L’attention a été portée ces derniers jours sur la société Mediascop, société qui a pour associée unique et pour présidente Mme Sophia Chikirou. Une enquête de France Info a évoqué de possibles surfacturations pratiquées par cette société, prestataire de services pour la campagne présidentielle 2017 de Jean-Luc Mélenchon, ainsi que le fait que l’association de financement électorale de celui-ci a supporté des frais qui ne semblent pas justifiés par l’intérêt de cette association (frais d’expert-comptable de Mediascop).

J’avais fait observer il y a quelques mois qu’il était curieux que cette société porte une dénomination sociale qui l’apparente aux sociétés coopératives de production (les SCOP), alors qu’elle n’est pas une SCOP.

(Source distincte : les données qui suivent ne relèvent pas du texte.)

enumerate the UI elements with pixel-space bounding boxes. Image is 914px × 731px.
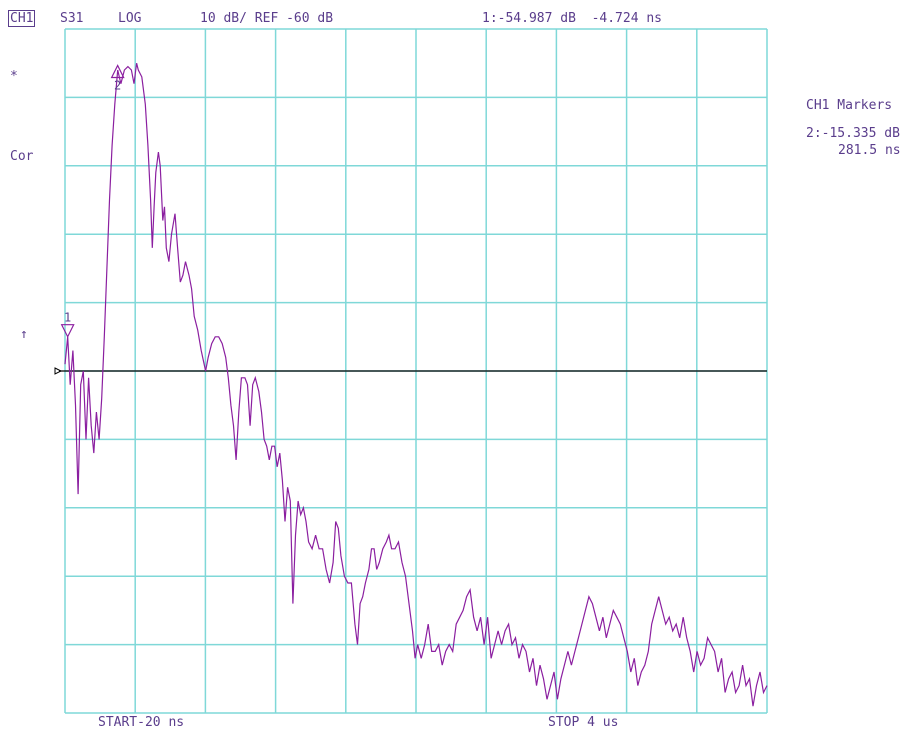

La loi de 1978 qui régit les SCOP, sociétés d’exercice en commun d’une profession par des personnes qui adhèrent au statut coopératif, encadre l’utilisation des noms rattachant une société aux SCOP.

L’art. 54, al. 2 de la loi de 1978 dispose qu’ « Aucune société ne peut prendre ou conserver l’appellation de société coopérative de production ou de société coopérative de travailleurs, société coopérative ouvrière de production ou société coopérative et participative ou utiliser cette appellation ou les initiales  » SCOP « , et prétendre au bénéfice des dispositions prévues par les textes législatifs ou réglementaires relatifs aux sociétés coopératives de production si elle n’est pas inscrite, après production des pièces justificatives nécessaires, sur une liste dressée par le ministère du travail dans les conditions fixées par décret ».

Sur le site Infogreffe, la société présente deux versions de ses statuts:

  • l’une date de 2011, lorsqu’elle est créée, et elle comporte trois associés, dont Mme Chikirou, et il s’agit bien d’une société coopérative de production.
  • l’autre version des statuts date de 2017 (pour anecdote: deux jours avant le premier tour des élections présidentielles), et il s’agit d’une société par actions simplifiée (SAS) qui ne compte plus qu’un seul associé, cet associé unique étant Mme Chikirou.

Il est assez surprenant que la société ait perdu son statut de coopérative sans explication.

Qui consulte le procès-verbal de transformation de la société, également accessible à tous sur le site Infogreffe moyennant le paiement de quelques euros, comprend que la société Mediascop change de forme et passe du statut de SARL (alors avec une seule associée, Mme Chikirou) au statut de SAS.

Mais rien n’est dit sur la manière dont la perte du statut de SCOP s’est faite. Une transformation intervient, qui voit la SARL devenir une SAS, mais sans plus de précisions. Simplement, la dénomination sociale « Mediascop » est conservée, et un tampon à la fin du PV de transformation indique « Société coopérative de production », ce qui montre que le statut devait avoir été conservé jusqu’alors.

Cette sortie du statut coopératif surprend, car l’article 25 de la loi du 10 septembre 1947 sur les coopératives ne permet pas si facilement que cela de sortir du statut coopératif:

I. – Toute modification des statuts entraînant la perte de la qualité de coopérative ne peut intervenir qu’après autorisation de l’autorité administrative, prise après avis du Conseil supérieur de la coopération.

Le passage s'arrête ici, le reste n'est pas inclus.